Mitsubishi UFJ, the country’s largest bank, was 0.6% stronger.

Toshiba slumped 1.8%, while Hitachi was 0.9% below the line.

Shippers were the strongest gainers on the Topix, including Nippon Yusen K.K, which rose 2.6%. Mitsui O.S.K. Lines advanced 2.1%.

Kirin, which last year bought Lion Nathan, fell 1.9% on worries over consumer spending, while another consumer staple, Japan Tobacco, shed 1.7%.

Hong Kong Markets

Hong Kong markets posted their second straight session of declines on a retreating stock market on the Chinese mainland.

The Hang Seng fell 130.64, or 0.62% to 21,079.10.
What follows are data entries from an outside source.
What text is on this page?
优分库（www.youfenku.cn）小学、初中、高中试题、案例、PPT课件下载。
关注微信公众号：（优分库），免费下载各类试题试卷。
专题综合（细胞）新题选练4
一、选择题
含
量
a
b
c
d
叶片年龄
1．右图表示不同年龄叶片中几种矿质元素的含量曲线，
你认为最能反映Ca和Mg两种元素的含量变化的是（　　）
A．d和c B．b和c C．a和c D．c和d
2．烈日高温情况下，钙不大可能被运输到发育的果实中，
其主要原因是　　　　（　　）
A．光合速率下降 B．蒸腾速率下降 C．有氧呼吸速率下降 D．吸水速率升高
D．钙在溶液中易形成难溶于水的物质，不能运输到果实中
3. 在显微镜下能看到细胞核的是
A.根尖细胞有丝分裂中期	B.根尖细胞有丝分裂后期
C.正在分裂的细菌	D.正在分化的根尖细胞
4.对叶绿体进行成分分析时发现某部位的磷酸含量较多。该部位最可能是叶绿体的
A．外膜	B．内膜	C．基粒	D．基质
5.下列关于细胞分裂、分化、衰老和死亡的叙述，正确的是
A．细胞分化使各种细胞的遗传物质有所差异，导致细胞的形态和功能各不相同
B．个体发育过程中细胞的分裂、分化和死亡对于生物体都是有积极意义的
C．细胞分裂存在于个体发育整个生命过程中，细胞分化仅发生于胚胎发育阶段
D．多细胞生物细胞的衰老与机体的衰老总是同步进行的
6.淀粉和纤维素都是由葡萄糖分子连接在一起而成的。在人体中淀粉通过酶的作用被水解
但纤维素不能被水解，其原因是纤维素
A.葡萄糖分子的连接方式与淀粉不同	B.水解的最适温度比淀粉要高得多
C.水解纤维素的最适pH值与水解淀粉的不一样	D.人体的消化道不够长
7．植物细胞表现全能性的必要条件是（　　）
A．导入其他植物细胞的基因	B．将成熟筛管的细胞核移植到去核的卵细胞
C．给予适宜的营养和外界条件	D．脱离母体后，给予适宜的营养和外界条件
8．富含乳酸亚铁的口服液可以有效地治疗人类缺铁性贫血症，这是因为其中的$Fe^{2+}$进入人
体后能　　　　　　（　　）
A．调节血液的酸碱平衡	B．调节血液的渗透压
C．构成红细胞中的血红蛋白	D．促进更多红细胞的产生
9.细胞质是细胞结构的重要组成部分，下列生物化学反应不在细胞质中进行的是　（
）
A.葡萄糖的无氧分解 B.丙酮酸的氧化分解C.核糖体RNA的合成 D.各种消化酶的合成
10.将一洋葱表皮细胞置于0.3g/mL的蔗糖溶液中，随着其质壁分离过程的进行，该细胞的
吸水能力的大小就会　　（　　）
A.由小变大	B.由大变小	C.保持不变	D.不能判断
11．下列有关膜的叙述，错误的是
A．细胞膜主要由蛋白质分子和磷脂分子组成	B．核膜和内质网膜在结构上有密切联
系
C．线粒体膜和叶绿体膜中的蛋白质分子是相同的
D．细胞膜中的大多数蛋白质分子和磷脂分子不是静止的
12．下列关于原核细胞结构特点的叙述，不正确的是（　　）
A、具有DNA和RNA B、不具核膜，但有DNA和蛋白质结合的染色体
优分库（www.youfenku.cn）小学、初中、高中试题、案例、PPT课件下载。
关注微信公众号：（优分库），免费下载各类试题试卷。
In a wrap of the banks, Bank of China fell 1.8% and ICBC was down 1.2%.

HSBC lost 0.6%.

On the plus side, Li & Fung rallied 1.8%, while European focused Esprit Holdings was 1.1% above the line.

Coal producer China Shenhua Energy shares slumped 3.9% after the company recorded worse-than-expected earnings figures.

China Coal Energy, the country’s second largest producer, slipped 4.3%.

PetroChina fell 2.3%, while Cnooc shed 0.5%.

PC maker Lenovo Group lost 2.2%. The company denied a report that it may buy Citic Securities’ stake in China Securities.